Het oppervlak van het zijoppervlak van een regelmatige driehoekige piramide is gelijk aan de helft van het product van de omtrek van de basis en de apothema (apothema is de hoogte van het zijvlak van een regelmatige piramide, getrokken vanaf de top):

Of we kunnen dit zeggen: de oppervlakte van het zijoppervlak van de piramide is gelijk aan de som drie vierkanten zijkanten. De zijvlakken in een regelmatige driehoekige piramide zijn driehoeken met een gelijke oppervlakte. In dit geval:

Antwoord: 168

Beslis zelf:

In een regelmatige driehoekige piramide SABC R- midden van de rib BC, S- bovenkant. Dat is bekend AB= 1, een SR= 2. Zoek het zijoppervlak.

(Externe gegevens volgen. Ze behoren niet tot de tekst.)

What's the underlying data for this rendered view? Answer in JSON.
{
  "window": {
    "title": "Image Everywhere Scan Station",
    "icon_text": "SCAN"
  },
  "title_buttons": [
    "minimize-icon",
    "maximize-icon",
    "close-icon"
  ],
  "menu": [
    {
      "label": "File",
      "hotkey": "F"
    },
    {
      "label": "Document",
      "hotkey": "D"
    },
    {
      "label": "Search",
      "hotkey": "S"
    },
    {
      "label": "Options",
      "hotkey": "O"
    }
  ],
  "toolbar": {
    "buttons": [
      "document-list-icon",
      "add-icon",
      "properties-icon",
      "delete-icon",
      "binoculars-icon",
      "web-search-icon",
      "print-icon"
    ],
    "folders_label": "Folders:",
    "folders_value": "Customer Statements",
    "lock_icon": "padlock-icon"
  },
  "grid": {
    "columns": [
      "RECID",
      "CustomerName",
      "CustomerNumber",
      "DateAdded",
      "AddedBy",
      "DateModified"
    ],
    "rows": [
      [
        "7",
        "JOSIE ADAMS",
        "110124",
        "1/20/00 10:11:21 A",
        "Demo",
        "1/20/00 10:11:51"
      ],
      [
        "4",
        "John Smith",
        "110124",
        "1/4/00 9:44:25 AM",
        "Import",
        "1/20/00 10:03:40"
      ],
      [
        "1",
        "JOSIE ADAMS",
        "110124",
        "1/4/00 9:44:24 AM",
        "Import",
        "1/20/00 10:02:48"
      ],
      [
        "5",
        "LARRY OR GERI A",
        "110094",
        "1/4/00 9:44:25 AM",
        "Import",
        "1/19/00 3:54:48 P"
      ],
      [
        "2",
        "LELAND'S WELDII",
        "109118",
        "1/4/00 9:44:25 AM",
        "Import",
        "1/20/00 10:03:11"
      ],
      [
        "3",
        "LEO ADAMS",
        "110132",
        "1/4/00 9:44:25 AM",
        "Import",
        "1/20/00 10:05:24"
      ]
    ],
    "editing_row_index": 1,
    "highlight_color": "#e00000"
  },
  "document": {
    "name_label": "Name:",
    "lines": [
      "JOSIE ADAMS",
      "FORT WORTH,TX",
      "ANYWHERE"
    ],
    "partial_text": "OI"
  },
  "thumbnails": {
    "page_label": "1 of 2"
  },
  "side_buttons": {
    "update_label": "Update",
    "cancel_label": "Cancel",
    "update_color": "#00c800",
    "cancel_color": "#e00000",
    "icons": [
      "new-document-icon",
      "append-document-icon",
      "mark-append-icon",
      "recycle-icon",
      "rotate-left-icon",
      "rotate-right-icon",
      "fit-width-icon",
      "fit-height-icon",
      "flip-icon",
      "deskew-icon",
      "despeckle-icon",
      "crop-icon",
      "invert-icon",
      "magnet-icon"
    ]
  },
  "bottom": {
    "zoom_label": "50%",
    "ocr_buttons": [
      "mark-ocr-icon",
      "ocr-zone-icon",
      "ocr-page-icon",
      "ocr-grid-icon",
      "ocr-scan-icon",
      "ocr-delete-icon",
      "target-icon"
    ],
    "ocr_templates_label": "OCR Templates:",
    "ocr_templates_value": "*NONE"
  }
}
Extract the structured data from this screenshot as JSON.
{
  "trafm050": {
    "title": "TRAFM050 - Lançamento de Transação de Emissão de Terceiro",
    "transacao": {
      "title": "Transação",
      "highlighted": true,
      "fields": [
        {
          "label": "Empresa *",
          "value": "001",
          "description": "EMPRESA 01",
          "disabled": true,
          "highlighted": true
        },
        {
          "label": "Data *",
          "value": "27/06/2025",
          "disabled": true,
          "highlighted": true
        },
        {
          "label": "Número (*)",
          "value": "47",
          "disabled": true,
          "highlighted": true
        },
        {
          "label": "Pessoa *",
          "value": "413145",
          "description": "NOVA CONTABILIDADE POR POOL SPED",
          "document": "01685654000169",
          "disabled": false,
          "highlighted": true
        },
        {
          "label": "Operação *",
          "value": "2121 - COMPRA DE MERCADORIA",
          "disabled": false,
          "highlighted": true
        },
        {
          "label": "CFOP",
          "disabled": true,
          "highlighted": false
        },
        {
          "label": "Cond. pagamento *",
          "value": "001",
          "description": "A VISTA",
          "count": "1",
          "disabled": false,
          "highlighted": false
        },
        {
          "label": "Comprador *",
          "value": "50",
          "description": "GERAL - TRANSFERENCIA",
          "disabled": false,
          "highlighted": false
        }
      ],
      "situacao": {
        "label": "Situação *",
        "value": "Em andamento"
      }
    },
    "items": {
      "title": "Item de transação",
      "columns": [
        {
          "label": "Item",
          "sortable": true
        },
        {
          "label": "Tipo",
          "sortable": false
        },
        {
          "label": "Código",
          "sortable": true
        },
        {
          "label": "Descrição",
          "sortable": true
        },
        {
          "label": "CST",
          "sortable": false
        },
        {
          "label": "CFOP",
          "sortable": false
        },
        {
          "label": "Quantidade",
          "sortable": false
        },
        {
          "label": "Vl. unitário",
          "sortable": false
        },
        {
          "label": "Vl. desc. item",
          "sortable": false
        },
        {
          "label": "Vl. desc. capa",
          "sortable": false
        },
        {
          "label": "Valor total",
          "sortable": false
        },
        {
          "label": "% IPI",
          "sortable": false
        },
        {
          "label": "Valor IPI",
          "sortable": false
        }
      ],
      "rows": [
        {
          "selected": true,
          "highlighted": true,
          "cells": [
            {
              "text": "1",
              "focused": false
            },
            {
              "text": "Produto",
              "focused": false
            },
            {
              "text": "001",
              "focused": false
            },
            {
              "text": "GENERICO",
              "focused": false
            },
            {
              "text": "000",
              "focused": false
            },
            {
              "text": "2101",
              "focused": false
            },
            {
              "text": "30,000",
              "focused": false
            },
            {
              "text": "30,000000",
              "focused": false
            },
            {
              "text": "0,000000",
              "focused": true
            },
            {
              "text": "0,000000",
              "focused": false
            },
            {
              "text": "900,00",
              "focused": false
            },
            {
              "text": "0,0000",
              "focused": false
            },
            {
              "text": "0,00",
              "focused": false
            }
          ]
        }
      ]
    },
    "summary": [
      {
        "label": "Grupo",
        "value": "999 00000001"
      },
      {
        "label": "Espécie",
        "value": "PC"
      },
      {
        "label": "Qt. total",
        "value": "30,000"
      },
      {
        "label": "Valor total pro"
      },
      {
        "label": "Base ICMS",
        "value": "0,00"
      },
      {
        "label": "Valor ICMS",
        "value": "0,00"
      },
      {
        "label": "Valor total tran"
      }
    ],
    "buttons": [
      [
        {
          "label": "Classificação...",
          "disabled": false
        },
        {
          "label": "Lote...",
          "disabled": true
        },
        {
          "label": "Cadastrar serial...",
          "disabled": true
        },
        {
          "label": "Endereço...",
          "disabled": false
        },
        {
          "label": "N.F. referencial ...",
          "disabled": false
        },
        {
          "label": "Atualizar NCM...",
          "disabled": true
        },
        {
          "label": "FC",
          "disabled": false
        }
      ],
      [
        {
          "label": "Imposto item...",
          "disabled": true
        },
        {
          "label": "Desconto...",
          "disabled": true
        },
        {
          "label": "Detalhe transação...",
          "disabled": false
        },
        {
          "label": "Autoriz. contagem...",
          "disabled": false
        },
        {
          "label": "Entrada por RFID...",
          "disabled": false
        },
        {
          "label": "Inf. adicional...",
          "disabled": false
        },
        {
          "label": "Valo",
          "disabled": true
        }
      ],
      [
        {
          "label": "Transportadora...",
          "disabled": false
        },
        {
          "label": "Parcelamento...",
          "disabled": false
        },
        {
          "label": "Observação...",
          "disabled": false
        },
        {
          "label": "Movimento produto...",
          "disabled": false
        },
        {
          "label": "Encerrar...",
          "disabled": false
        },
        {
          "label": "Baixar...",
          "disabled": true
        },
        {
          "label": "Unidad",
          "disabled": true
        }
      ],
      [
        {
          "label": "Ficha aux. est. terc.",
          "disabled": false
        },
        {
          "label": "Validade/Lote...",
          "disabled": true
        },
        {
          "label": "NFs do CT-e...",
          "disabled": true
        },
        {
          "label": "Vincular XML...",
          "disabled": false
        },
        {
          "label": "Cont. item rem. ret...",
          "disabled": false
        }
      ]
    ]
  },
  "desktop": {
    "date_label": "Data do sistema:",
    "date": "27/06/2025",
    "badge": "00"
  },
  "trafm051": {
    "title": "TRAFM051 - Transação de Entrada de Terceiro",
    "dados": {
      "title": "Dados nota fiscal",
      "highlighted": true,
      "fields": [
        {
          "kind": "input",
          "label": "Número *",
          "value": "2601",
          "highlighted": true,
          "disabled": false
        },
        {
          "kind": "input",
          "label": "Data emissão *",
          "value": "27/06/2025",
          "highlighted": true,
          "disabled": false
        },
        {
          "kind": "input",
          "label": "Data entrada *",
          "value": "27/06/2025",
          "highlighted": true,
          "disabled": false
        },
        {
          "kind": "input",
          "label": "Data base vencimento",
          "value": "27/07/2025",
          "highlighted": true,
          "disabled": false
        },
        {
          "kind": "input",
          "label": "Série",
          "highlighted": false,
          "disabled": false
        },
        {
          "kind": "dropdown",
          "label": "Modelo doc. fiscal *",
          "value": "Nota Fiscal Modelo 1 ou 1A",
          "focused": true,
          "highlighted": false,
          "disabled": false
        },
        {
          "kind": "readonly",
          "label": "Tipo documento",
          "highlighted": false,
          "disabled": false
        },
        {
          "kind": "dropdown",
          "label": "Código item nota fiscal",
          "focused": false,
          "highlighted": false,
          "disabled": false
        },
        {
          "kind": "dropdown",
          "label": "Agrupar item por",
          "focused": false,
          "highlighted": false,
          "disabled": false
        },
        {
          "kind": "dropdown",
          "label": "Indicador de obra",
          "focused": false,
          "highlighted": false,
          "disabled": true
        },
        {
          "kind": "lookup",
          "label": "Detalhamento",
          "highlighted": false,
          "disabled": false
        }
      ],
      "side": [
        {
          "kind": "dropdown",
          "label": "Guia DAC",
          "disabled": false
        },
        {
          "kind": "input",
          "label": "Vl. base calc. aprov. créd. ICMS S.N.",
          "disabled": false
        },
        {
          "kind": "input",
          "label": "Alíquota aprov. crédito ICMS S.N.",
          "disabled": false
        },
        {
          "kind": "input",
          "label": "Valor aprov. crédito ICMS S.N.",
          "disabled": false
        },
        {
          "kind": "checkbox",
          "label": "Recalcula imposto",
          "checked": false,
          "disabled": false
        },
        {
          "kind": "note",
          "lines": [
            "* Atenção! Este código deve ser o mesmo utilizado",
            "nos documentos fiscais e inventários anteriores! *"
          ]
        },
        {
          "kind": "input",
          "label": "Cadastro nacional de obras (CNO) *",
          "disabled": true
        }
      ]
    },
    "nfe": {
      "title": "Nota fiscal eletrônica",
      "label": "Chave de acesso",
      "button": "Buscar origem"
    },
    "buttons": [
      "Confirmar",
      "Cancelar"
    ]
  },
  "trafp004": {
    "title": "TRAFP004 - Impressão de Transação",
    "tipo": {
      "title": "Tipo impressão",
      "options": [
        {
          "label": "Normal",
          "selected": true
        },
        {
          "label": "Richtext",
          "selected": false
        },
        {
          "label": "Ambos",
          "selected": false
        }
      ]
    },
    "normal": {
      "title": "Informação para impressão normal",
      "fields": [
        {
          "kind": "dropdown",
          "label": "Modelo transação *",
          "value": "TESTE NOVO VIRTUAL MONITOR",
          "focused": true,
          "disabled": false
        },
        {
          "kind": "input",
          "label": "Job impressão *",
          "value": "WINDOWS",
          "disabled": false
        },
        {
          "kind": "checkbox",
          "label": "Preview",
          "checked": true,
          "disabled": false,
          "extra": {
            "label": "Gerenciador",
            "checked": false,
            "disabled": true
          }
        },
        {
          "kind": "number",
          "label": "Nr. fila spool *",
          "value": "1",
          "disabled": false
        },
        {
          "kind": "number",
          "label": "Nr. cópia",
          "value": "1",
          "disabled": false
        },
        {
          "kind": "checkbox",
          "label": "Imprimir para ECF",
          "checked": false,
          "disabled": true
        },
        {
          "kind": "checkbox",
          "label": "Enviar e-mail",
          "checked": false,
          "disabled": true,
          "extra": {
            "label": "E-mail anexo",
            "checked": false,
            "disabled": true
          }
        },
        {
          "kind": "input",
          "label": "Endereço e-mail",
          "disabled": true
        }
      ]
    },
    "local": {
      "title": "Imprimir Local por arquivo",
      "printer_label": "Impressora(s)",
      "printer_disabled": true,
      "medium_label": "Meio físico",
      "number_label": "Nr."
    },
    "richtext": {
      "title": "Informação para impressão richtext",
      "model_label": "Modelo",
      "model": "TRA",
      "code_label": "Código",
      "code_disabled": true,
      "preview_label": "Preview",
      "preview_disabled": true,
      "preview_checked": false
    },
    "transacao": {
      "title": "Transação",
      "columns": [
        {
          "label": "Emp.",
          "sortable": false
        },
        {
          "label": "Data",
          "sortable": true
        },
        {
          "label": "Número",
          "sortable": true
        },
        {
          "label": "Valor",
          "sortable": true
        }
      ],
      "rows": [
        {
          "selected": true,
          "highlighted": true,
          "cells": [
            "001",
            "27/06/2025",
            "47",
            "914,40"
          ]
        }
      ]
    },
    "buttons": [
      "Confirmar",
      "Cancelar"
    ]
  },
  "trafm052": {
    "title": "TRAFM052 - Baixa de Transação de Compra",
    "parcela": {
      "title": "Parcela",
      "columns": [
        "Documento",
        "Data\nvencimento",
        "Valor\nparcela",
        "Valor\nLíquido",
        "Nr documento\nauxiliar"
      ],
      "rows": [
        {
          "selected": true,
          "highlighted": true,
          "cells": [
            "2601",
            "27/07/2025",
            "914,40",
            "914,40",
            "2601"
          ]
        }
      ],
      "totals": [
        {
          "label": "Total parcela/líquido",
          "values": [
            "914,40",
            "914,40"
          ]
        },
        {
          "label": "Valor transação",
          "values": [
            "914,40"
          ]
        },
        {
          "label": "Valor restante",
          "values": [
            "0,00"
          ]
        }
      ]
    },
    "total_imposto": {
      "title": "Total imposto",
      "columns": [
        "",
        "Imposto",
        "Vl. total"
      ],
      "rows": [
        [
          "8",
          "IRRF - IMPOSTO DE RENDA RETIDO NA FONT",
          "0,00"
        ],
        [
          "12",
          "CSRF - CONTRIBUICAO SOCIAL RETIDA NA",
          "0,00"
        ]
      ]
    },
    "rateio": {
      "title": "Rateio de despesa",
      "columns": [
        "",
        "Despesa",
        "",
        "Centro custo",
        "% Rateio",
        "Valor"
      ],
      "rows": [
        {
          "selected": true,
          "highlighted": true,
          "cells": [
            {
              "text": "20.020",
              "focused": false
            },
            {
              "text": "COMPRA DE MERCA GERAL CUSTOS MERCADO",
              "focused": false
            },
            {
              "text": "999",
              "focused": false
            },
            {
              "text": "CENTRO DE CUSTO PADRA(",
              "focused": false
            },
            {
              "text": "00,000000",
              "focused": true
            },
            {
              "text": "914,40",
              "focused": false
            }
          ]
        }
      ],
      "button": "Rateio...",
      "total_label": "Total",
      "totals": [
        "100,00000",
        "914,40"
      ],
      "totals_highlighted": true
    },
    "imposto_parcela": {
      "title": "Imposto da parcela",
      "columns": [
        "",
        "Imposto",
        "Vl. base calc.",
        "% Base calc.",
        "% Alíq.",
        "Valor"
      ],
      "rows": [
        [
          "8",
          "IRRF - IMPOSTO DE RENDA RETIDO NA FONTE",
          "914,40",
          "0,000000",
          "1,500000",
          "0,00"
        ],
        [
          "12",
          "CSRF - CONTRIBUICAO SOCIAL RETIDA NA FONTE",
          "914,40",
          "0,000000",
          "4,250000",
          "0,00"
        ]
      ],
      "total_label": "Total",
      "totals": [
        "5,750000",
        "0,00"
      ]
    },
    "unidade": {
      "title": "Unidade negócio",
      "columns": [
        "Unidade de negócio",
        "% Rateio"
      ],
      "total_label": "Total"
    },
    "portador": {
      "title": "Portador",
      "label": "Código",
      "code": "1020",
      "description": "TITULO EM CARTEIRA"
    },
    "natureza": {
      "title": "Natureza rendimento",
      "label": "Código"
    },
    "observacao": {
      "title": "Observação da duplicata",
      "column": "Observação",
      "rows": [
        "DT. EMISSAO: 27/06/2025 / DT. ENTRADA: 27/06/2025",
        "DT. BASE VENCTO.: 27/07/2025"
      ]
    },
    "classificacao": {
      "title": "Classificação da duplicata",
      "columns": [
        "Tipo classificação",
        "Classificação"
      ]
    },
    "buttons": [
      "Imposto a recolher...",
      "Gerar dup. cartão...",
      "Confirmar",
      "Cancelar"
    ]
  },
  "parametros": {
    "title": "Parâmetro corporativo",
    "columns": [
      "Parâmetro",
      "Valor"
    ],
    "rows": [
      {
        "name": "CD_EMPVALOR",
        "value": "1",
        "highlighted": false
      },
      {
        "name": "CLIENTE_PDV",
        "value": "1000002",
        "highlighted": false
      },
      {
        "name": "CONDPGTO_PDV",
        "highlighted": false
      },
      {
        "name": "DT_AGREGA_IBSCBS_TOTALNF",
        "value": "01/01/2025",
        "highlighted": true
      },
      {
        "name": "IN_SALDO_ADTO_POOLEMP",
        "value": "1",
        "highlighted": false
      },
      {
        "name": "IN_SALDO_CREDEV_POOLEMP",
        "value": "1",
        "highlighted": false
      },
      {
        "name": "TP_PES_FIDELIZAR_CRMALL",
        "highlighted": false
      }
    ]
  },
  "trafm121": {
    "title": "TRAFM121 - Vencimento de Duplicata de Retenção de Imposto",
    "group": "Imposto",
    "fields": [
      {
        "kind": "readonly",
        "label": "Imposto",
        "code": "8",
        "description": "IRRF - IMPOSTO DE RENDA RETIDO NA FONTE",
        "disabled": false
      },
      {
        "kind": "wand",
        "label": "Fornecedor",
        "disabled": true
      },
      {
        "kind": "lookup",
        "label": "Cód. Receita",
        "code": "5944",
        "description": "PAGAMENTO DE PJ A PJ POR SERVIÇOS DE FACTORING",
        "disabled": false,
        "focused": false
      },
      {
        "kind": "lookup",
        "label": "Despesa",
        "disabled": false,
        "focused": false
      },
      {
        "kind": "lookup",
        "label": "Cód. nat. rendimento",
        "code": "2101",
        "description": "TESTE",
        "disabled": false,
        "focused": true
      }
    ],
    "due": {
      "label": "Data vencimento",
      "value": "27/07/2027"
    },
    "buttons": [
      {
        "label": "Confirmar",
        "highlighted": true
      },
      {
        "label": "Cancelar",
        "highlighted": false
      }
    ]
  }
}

In een regelmatige driehoekige piramide SABC R- midden van de rib BC, S- bovenkant. Dat is bekend AB= 1, en het oppervlak van het zijoppervlak is 3. Zoek de lengte van het segment SR.

In een regelmatige driehoekige piramide SABC L- midden van de rib BC, S- bovenkant. Dat is bekend SL= 2, en het oppervlak van het zijoppervlak is 3. Zoek de lengte van het segment AB.

In een regelmatige driehoekige piramide SABC M. Oppervlakte van een driehoek abc is 25, het volume van de piramide is 100. Zoek de lengte van het segment MEVROUW.

De basis van de piramide is een gelijkzijdige driehoek. Dat is waarom Mis het midden van de basis, enMEVROUW- hoogte van een regelmatige piramideSABC. Volume van de piramide SABC is gelijk aan: bekijk de oplossing

In een regelmatige driehoekige piramide SABC de medianen van de basis snijden elkaar op het punt M. Oppervlakte van een driehoek abc gelijk aan 3, MEVROUW= 1. Zoek het volume van de piramide.

In een regelmatige driehoekige piramide SABC de medianen van de basis snijden elkaar op het punt M. Het volume van de piramide is 1, MEVROUW= 1. Zoek de oppervlakte van de driehoek abc.

Laten we hier eindigen. Zoals u kunt zien, worden problemen in één of twee stappen opgelost. In de toekomst zullen we andere problemen uit dit deel overwegen, waar revolutionaire lichamen worden gegeven, mis het niet!

Veel geluk voor jou!

Met vriendelijke groet, Alexander Krutitskikh.

P.S: Ik zou het op prijs stellen als je me over de site op sociale netwerken vertelt.